I never miss the Oscars. I find them fascinating because I'm not just a film and fashion lover--I'm also a branding and marketing strategist. I always pick up a few great lessons in business and personal branding from the Academy Awards.
Here are just two of the ideas I took away from this year's red carpet:
1. Great brands are ageless--if they stay relevant.
Jane Fonda is 80 years old, but walking onto the red carpet in a white gown, she radiated the same kind of presence she's been known for her since her youth.
How has she managed to keep getting great roles for more than six decades? Simple. She knows how to keep the essence of her brand intact, while reinventing herself to be pertinent to the times we are living in.
Fonda's left behind the young and sexy Barbarella and instead become a role model for her fellow boomer-age women who are committed to remaining passionate as they age. The same goes for other red carpet walkers: Rita Moreno (87), Christopher Plummer (88), and James Ivory (89) who was nominated for best adapted screenplay with Call Me by Your Name.
The lesson to take away here is that even if you have a brand that has been around for decades, you can't rest on your laurels.
Simply existing over an extended period of time does not ensure survival. Instead, leverage your longevity with an occasional re-brand that keeps your business, product, or service relevant for current times and concerns.
The practical action: If you haven't stepped back and taken a look a hard look at your brand and asked yourself whether it's still hitting the mark today's world, it's time to do so. I recommend these three actions to my clients:
- Host a series of customer panels where the only purpose is to hear what your clients have to say about how relevant they think your company is today, and what suggestions they have for moving forward in the future. One hot tip: You may want to use a professional facilitator, since he or she will be more able to stay neutral in the face of any feedback.
- Hold lunch-and-learn sessions with your front-line employees and ask them the same questions you ask at the customer panels. They deal with customers every day, so they're experts.
- Have an off-site with 10-15 key people in your organization to discuss the feedback from customers and staff, and to determine the three most critical areas your company needs to focus on in order to stay current.
2. Brand in a bold--not boring--way.
Remember Viola Davis in florescent pink, Allison Janney in bright red, Ashley Judd in royal purple, Jennifer Garner in colbalt blue, and Whoopi Goldberg in a huge flower print dress sporting a large tattoo covering much of her right shoulder?
These ladies are not afraid to rock it in a crowd.

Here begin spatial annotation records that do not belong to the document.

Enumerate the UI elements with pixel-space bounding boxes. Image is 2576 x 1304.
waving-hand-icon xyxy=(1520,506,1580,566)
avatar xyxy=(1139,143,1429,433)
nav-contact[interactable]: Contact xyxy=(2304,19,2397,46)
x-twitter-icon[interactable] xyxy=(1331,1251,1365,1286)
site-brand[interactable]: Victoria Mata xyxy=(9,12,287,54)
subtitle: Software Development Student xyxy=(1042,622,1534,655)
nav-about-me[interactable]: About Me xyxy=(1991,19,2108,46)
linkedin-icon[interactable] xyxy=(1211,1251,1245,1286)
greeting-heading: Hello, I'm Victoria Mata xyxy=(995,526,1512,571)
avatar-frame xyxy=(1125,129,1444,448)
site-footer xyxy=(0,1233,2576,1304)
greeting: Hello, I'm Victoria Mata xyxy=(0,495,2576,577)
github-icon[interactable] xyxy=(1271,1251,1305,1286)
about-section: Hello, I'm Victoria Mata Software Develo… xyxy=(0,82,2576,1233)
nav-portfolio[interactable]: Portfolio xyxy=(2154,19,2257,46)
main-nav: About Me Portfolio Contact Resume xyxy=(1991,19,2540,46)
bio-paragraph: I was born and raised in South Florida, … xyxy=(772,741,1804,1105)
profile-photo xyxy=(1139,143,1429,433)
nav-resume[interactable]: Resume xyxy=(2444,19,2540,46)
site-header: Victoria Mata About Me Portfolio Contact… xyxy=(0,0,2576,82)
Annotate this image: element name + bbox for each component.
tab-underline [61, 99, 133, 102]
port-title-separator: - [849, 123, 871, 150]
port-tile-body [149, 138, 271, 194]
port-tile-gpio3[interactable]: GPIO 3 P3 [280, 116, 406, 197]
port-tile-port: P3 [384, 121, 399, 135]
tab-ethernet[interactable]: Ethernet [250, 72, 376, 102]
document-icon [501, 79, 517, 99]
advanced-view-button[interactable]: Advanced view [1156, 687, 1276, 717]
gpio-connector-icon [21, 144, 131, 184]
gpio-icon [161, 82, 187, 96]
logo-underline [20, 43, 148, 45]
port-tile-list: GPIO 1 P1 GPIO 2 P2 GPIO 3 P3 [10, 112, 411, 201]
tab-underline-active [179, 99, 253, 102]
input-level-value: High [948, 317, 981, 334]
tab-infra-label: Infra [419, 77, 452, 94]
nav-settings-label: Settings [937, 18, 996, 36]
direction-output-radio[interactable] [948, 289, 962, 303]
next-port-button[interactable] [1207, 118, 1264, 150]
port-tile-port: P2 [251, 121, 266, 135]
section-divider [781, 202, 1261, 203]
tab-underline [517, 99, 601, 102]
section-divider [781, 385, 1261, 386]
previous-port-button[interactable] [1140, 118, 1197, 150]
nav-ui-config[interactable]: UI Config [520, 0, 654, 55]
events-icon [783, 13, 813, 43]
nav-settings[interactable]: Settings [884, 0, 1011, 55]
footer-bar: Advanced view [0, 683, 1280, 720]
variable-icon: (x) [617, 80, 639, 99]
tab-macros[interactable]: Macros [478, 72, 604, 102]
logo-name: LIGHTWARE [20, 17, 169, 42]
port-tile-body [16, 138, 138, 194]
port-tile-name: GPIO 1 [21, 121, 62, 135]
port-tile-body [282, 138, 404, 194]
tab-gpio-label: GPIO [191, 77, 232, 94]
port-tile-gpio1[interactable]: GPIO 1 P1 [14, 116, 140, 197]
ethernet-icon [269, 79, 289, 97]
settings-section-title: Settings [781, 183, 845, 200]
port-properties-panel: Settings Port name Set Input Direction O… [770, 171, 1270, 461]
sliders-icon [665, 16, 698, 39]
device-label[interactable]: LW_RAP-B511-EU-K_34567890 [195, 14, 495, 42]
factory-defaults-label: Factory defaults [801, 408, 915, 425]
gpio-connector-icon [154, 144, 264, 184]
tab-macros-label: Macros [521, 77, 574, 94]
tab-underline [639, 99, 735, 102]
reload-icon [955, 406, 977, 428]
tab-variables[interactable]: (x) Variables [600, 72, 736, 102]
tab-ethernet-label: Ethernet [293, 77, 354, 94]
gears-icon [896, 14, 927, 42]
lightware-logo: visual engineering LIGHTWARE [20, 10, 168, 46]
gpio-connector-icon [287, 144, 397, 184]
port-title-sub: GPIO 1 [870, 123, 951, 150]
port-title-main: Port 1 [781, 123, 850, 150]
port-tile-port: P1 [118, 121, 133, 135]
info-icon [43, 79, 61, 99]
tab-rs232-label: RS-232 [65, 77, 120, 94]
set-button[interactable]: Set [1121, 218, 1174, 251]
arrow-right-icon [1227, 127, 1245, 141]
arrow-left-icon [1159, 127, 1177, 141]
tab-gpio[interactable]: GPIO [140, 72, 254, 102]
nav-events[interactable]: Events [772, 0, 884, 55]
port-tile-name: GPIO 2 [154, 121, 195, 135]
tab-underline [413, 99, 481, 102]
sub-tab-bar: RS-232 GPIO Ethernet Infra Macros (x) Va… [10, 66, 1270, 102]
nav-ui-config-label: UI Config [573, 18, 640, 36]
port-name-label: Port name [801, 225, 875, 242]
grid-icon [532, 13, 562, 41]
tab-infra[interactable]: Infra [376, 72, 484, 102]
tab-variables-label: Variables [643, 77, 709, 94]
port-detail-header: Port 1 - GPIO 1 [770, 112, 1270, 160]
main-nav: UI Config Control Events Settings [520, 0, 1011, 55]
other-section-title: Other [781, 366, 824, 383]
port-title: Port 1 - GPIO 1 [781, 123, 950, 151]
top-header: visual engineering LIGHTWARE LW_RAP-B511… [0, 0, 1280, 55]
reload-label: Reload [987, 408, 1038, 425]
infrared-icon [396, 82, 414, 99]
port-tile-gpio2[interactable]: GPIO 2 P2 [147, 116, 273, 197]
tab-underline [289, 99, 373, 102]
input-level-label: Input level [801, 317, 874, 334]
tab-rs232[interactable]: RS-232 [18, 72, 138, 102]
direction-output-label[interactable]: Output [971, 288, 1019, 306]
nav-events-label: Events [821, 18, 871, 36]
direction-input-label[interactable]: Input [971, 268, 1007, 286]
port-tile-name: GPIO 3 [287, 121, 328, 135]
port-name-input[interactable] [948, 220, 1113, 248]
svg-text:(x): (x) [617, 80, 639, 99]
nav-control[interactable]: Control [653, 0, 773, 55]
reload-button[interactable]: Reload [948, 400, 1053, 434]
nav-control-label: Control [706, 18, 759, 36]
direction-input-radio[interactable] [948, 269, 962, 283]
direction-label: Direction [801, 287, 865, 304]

It almost makes me feel sorry for the men, who are relegated to a uniform black tuxedo.
It takes confidence to stand up and be noticed. It's not just about talent, reputation, or brand equity--it's about being brave and bold.
Maybe it's time your business or personal brand put on a bright red dress, with bolder colors, fonts, images, websites, brochures, social media, and sales pitches. Often companies and individuals sacrifice bold in favor of businesslike.
Many CEOs I've coached about their personal brand are concerned about crossing that fine line between being bold and being obnoxious--but playing it safe (and small) isn't the answer.
The practical action: Create a team that includes creative types such as writers, artists, and graphic designers. Task them with turning a critical eye towards a few of your brand's collateral pieces.
It could be your website, a section of your website, a brochure, your logo, or business card. In particular, pay attention to the following:
- Are you using language to its fullest potential here? Is there a way you can integrate more powerful words and descriptions that will convey greater emotion?
- Are you using color to its greatest impact? Is there a way you can enhance your message with the strategic use of color?
- Are your photos conveying the greatest strengths of your brand? Do they enhance your message or simply just accompany it?
Maybe the closest you and I will ever get to the Academy Awards is being curled up on our couches, eating popcorn and hoping we win the office Oscar pool. But if you take these branding lessons and put them into play, you could be the winner in your category.